Almost one in four new cars registered in June was electric, though this achievement came at a cost: over the last 18 months, car makers have knocked an “unsustainable” £6.5bn off EV list prices.
A total of 191,316 new cars found homes last month, up 6.7% on the same month last year; the 47,354 EVs sold counted for 24.8% of registrations, up from 19%.
Petrol cars made up 46% of last month’s market (down from 51.3% a year ago) with just over 88,000 registrations. Hybrid cars, both conventional and plug-in, made up 23.7% of registrations, down from last June’s 28.3%. Diesel held just 5.6% of the market, down from 6% 12 months ago.
Mike Hawes, chief executive of the Society of Motor Manufacturers and Traders, which compiled the data, said that while it was “good news” that June marked the second consecutive month of market growth, the rise of EV registrations goes hand-in-hand with car makers “using every channel” to encourage sales, as they offer what he termed “unsustainable discounting”.

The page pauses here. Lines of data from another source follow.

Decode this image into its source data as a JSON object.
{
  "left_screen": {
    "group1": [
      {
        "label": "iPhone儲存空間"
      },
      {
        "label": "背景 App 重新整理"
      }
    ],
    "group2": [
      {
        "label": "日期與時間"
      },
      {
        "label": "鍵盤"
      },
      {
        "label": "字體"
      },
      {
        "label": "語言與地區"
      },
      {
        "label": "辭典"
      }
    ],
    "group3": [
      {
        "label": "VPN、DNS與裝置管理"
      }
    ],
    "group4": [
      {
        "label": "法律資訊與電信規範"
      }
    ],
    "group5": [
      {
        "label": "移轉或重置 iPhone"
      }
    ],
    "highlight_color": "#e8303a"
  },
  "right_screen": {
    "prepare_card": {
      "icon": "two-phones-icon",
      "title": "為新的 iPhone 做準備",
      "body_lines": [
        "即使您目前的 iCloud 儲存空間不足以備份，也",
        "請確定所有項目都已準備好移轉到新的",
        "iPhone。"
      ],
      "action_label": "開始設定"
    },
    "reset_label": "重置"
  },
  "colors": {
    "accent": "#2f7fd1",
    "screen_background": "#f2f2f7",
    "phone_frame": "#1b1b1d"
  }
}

Brands are reducing EV prices by thousands of pounds as they attempt to woo buyers into them. These discounts come on top of the billions the UK government is forgoing in tax receipts by way of incentives offered via salary-sacrifice electric-car schemes, and lost Fuel Duty revenue.

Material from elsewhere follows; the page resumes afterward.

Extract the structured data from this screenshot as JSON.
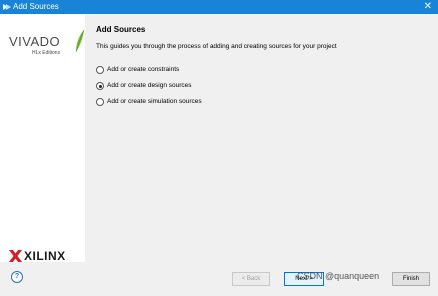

Despite last month’s relatively impressive EV performance, registrations were still below the 28% mandate demanded by Westminster policy. More worrying, they remain at just 21.6% year-to-date.

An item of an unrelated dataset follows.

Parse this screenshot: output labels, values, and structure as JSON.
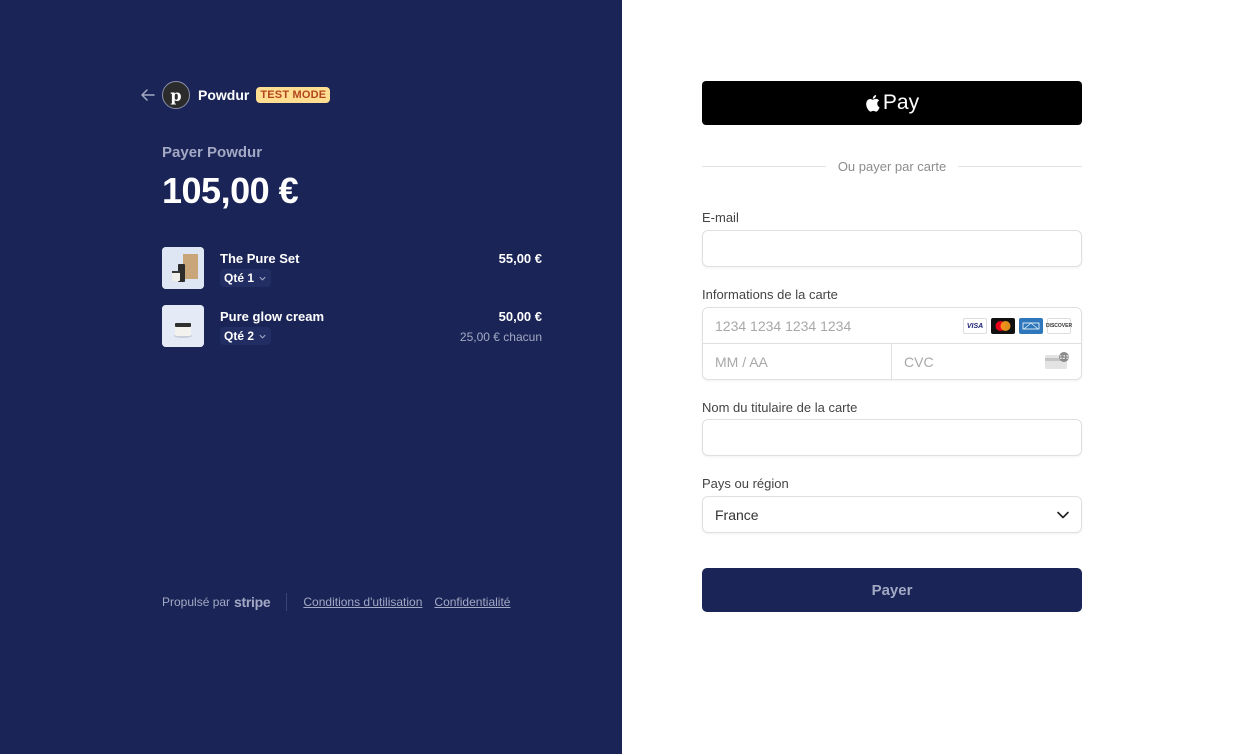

Short of a miracle, it will be almost impossible for manufacturers to escape either fines of £15,000 per petrol/diesel car over quota at the end of the year, or the need to buy mandate ‘credits’ from car makers who beat the 28% quota. This is likely to involve traditional car makers paying EV-only brands like the US giant Tesla, and Chinese newcomer BYD millions for credits to avoid paying the UK government even more in fines.
Around 96% of the cars on UK roads need petrol or diesel to run, while around 90% of new retail sales go to petrol, diesel and hybrid cars.